Can someone help me get there?
Best Answer
The miracle of infinitesimal generator is that it often tells you literally what is happening to you process. Here the generator is $$ Qf(x) = \lambda\int_{\mathbb R} \big(f(y+x) - f(x)\big)F(dy). $$ Let me decipher this for you. $\color{blue}\lambda$ before the integral is the jump intensity. The integrand tells you what to do: $\color{blue}{-f(x)}$ means removing the moving particle from its current location $x$. $\color{blue}{+f(x+y)}$ means placing the removed article to the new location $x+y$. $\color{blue}{F(dy)}$ means that the length $y$ of jump to new location should be chosen according to the distribution $F$.

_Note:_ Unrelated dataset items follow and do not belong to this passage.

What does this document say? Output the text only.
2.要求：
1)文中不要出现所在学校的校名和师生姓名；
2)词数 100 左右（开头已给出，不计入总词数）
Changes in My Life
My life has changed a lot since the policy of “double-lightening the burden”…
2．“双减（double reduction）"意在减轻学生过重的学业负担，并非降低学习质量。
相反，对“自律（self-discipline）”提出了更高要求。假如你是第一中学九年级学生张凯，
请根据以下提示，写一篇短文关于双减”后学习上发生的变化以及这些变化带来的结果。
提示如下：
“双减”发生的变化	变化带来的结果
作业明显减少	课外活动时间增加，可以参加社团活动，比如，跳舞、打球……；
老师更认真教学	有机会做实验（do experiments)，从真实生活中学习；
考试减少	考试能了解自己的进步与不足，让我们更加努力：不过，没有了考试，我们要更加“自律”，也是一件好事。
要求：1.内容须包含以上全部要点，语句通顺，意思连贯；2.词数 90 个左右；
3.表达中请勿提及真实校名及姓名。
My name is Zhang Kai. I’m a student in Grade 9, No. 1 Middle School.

In your particular case, where the jumps are integer valued (so that e.g. $P(Y_i = n) = a_n$, $n\in \mathbb{Z}\setminus \{0\}$), you'll get $$ Qf(m) = \lambda\sum_{n\in\mathbb{Z}} a_n\big(f(m+n) - f(m)\big). $$ The corresponding "matrix" is then equal to $[Q] = (q_{ij})_{i,j\in\mathbb Z}$ with $$ q_{ij} = \begin{cases} \lambda a_{i-j}, i\neq j,\\ -\lambda, i=j. \end{cases} $$
To find the semigroup, you need to identify $e^{tQ}$. This does not always have a nice form. In the case of usual Poisson process, the generator can be decomposed as $Q = -\lambda I + \lambda S$, where $S$ is the right shift. Since these two operators commute, $$ e^{tQ} = e^{-t\lambda I} e^{-t\lambda S} = e^{-\lambda t}\sum_{n=0}^\infty \frac{(\lambda t)^n}{n!}S^n; $$ here you can clearly see that the increments of your process have Poisson distribution (as expected).
For a general compound Poisson process you may write your answer as some mixture of convolutions of $Y$ with Poissonian weights, but this is not very exciting.